Les quantités lagonaires commercialisées
Plusieurs sources de données sont disponibles : elles concernent les quantités de poisson transportées par voie maritime des îles vers Tahiti (STMA), les quantités transportées par avion vers Tahiti (Air Tahiti), les ventes dans 3 marchés municipaux (Papeete, Pirae, Uturoa), et des données issues d’enquêtes réalisées par le service de la pêche dans l’archipel de la Société.
L’évolution des quantités lagonaires commercialisées dans les 3 marchés municipaux au cours des 20 dernières années est illustrée sur le graphe suivant. On constate globalement une décroissance régulière tant des quantités de poissons de lagon qui passent de 1.400 tonnes en 1984 à moins de 300 tonnes en 2003, que des « autres produits » constitués de crustacés (langouste, crabe, chevrette) et de mollusques (pahua, maoa) passant de 4 à 1,7 tonnes. Les petits pélagiques se sont quant à eux bien maintenus dans le temps.
La partie « transport aérien » se base sur des chiffres 2001 en provenance d’air Tahiti et la ligne « complément estimé » correspond à des correctifs des chiffres officiels issus d’enquêtes afin d’obtenir une estimation finale plus proche des quantités réelles de produits lagonaires exportées des îles vers Tahiti.
Bien que la disponibilité des statistiques des produits lagonaires soit très partielle, il est possible d’estimer la production globale polynésienne aux environs de 4.300 tonnes. Cette production serait répartie ainsi :
3.400 tonnes de poissons lagonaires
700 tonnes de petits pélagiques (ature, operu)
200 tonnes d’autres produits (crustacés, mollusques, échinodermes, etc.) pour une valeur, départ pêcheur de l’ordre de 2 milliards F CFP.
Effectifs
La pêche lagonaire peut-être définie comme l’ensemble des activités touchant à l’exploitation des ressources biologiques naturelles existant dans les lagons, sur la pente externe des récifs ou sur le littoral des îles sans récifs, jusqu’à une profondeur d’environ 100 mètres.
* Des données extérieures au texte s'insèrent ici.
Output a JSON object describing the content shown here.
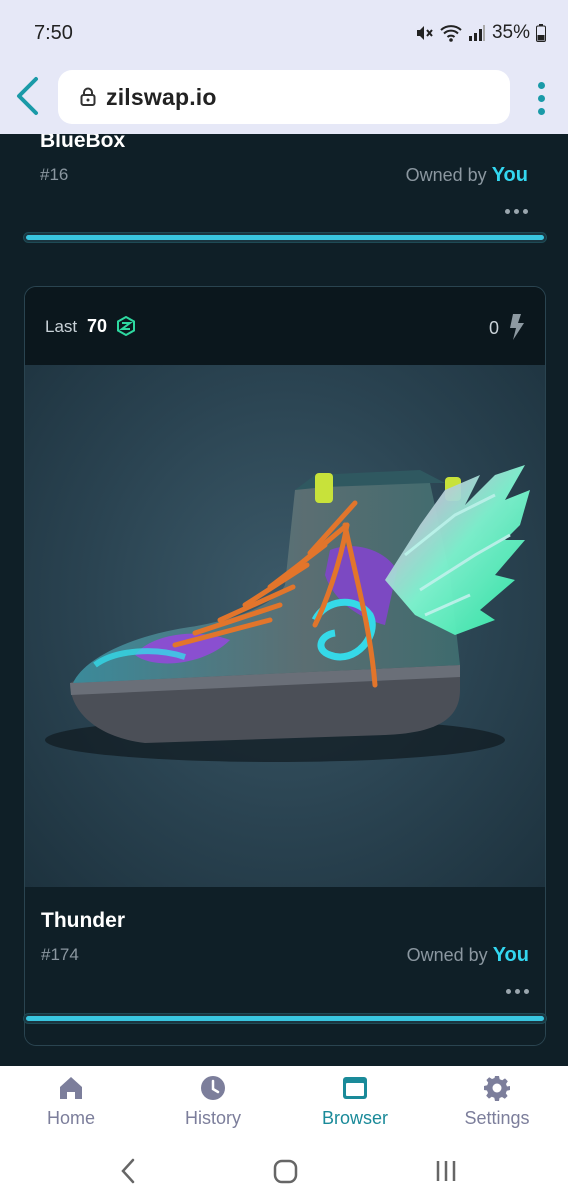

Le registre de la chambre de l’agriculture et de la pêche lagonaire (CAPL) recensait 1.086 pêcheurs professionnels au début de l’année 2004 (selon le critère d’une production minimale de 2,5 tonnes/an par pêcheur, collecte de coquillages non comprise).
Le véritable effectif de pêcheurs professionnels, lesquels tirent l’essentiel de leurs revenus de la pêche, est probablement 2 à 3 fois supérieur dans la mesure où ce registre ne tient compte que des demandes volontaires et ne constitue pas un recensement exhaustif.